Due to poor sound quality, the recorded interview with WTF Metal Music had to be scrapped. Instead they conducted a second interview with Alexandre over MSN Messenger on October 10th, which also simplified the transcribing process. This version of the interview was published on November 1st of 2010. On January 1st of 2011, a commemorative Vision Lunar Facebook page was created, also promoting the recent compilation. But the status update remained the same as on the Myspace page, reading “This moon is dead.”.
-Phase 2.1 (February 2015 – November 2015)
In February of 2015, Alexandre started demoing new atmospheric metal material again. But with no immediate plans the songs were stored in a folder and forgotten as he dedicated his time to Citadel Swamp, an ambient band with Valerio Orlandini (from Symbiosis and Norv). When he found the work-in-progress demos of these two songs in August, he suddenly got the idea to finish recording them and revive Vision Lunar. This opened up the opportunity to reissue the discography on another limited run of CDs.

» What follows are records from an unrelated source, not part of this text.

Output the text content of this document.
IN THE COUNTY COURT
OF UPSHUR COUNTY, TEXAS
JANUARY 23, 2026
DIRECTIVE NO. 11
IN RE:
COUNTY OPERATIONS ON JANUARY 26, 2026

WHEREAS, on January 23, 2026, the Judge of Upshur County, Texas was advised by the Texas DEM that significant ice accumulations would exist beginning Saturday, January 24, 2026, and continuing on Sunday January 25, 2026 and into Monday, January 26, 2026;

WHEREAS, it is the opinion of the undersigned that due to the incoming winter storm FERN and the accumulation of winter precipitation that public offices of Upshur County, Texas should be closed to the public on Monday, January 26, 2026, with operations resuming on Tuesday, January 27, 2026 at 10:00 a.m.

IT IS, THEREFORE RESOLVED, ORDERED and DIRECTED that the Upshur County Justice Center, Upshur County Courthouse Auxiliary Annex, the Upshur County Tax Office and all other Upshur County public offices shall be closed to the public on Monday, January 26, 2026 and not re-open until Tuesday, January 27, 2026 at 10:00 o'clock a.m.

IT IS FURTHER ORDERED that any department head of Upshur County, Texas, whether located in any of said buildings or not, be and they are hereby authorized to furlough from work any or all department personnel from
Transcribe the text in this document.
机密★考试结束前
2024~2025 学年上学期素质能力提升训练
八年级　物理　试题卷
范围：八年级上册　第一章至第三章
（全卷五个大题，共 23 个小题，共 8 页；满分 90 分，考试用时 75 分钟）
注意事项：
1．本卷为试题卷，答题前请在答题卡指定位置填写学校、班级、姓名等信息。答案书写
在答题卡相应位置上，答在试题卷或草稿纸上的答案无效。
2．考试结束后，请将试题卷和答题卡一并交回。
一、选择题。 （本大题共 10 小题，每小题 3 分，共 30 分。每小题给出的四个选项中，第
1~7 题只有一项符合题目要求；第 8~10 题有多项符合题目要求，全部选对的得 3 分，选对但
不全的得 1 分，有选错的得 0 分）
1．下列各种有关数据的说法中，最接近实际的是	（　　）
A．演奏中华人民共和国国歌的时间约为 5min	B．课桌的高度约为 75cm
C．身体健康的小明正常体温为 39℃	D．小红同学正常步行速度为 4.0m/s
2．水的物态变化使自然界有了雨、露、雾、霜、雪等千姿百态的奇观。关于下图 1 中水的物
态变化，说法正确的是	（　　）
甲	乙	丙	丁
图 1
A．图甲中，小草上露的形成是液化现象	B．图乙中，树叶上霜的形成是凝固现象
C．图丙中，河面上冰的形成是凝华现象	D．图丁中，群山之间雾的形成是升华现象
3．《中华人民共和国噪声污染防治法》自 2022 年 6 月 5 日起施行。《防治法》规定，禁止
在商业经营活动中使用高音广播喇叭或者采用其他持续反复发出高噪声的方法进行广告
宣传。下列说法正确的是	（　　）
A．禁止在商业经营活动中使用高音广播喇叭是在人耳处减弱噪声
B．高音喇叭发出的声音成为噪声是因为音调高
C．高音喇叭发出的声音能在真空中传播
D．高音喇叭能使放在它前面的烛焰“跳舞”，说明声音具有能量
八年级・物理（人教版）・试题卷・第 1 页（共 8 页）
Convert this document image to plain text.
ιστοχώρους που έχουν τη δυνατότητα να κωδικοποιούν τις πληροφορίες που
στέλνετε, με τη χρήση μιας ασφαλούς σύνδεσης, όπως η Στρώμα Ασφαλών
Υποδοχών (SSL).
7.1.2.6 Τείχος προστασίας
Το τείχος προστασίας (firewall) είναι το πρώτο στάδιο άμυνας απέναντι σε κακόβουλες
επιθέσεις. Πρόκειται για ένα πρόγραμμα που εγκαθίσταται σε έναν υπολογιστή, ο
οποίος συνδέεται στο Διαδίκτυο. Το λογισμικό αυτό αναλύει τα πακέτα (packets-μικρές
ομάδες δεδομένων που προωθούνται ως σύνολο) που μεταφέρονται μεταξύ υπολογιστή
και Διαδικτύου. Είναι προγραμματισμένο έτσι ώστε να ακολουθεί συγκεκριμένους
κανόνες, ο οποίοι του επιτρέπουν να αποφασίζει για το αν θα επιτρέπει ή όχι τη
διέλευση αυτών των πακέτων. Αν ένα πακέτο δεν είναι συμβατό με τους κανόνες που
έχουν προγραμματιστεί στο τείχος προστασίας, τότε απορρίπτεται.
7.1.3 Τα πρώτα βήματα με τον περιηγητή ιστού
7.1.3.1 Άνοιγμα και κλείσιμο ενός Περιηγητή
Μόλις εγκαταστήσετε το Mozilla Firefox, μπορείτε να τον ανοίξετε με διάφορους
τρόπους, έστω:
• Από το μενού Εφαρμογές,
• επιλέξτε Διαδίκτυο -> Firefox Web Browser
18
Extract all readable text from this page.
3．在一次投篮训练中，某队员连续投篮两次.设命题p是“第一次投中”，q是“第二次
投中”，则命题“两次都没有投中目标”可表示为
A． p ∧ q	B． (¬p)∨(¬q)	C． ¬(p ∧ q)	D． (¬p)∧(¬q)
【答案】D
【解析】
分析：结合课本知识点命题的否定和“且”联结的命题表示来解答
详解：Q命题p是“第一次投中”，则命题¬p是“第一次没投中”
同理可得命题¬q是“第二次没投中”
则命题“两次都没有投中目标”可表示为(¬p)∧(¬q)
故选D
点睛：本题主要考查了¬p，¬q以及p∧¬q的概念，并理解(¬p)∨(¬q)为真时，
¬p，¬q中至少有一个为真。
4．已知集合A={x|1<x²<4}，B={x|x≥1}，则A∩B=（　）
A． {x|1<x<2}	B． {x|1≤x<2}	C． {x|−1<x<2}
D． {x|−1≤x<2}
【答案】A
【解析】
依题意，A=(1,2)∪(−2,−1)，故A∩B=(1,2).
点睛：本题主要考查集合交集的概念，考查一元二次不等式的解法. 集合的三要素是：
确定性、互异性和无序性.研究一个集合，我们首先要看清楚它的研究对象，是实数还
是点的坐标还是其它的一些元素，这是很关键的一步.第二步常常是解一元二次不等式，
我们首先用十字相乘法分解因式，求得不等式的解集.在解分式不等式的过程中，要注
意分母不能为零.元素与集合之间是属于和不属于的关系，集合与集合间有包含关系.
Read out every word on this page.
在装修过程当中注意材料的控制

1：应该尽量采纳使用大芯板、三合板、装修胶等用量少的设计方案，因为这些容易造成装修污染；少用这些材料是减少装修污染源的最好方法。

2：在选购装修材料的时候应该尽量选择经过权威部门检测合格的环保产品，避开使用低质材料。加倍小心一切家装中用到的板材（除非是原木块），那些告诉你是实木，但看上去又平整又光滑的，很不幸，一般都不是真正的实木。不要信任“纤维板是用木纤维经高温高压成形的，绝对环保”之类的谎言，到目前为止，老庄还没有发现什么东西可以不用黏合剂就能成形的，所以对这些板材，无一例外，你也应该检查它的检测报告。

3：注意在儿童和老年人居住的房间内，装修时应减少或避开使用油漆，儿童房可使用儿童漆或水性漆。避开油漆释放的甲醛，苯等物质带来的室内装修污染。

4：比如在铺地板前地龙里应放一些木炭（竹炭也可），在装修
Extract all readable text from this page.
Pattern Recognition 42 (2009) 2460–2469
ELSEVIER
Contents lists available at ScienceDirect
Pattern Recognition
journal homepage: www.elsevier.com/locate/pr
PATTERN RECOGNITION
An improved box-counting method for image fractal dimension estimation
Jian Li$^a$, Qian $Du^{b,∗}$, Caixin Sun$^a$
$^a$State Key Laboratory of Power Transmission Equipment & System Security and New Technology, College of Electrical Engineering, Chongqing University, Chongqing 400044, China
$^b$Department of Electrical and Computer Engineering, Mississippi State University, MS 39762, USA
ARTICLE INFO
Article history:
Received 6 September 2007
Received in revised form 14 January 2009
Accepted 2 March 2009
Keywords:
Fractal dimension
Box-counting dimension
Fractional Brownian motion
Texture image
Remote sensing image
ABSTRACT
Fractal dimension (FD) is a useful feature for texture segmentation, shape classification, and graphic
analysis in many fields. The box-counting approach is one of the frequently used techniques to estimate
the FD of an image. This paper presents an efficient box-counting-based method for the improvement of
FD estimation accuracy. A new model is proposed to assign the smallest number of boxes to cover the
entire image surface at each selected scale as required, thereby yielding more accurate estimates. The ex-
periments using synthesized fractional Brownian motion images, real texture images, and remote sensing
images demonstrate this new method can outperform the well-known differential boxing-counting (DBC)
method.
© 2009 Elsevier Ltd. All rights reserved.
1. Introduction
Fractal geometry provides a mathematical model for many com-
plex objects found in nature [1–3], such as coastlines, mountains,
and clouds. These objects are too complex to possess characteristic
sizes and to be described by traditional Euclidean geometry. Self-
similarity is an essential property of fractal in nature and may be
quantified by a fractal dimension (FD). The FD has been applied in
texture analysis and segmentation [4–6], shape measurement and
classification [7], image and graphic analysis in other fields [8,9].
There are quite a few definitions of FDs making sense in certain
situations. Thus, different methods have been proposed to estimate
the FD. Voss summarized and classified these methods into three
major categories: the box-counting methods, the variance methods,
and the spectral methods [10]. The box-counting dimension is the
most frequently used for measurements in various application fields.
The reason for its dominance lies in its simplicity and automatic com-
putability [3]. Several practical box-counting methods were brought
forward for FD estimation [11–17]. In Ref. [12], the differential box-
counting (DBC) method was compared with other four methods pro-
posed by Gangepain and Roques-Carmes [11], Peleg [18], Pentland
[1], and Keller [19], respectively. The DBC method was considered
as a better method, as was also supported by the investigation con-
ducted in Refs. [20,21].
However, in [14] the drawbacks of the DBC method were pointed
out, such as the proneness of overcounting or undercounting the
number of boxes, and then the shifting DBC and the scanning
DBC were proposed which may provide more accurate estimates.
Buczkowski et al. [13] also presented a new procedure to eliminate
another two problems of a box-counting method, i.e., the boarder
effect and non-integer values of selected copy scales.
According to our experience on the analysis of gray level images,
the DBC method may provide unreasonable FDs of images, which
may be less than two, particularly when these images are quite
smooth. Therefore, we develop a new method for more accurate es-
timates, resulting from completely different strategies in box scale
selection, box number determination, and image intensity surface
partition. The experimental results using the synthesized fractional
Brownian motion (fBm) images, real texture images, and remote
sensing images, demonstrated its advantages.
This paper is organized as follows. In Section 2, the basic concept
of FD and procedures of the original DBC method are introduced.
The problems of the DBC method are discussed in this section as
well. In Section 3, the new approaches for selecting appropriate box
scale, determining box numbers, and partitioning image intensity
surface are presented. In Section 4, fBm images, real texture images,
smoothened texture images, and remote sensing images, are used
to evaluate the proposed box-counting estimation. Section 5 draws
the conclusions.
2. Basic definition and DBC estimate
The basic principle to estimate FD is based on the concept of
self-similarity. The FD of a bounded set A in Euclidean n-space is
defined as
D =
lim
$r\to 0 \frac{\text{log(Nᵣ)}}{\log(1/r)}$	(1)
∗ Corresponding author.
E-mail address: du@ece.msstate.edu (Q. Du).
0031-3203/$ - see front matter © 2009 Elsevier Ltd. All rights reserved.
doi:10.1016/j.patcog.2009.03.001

Over the years, Alexandre came to realize that a few mistakes were made by rushing Vision Lunar’s discography compilation in 2010. To begin with, the back cover stated “All material was recorded at Mortified Studios”. In fact, only twelve of the seventeen songs were actually recorded at Mortified Studios. The five songs recorded in 2006 were recorded prior to Mortified Studios existing. Then there was the omission of “Bouncing Harmonics Song”. While only a work-in-progress demo, the song had been filed in another band’s folder since it was recorded in February of 2007, and was not found until March of 2014. A few song titles were also incorrect; “Lunar XII” (listed as “Lunar VIII”) and “Lunar XIII” (listed as “Lunar IX”). Finally, the track order was not entirely chronological. The compilation started out with all seven released demos, in proper order, but the remaining ten b-sides and work-in-progress demos were shuffled around.
Another thing that actually made Alexandre uneasy was that he purposely left all the work-in-progress demos unedited. Some of these featured random jams and note finding/testing at the end or in the middle of the songs. He was well aware that this took away the professional aspect of the release but at the same time he was determined to give the fans everything Vision Lunar recorded. This was something he wasn’t going to change with the reissue. But the tracklisting and artwork was upgraded and a new limited batch of CDs is now available through Abridged Pause Recordings (catalog APR12).
Vision Lunar’s future plans include releasing a new EP, “Luna Subortus” on September 28th of 2015, which happens to be both a full moon and a lunar eclipse. Alexandre also hopes to follow up with monthly releases, but is putting no pressure on himself. The new Vision Lunar material will be released as it is ready, but still and always on a full moon.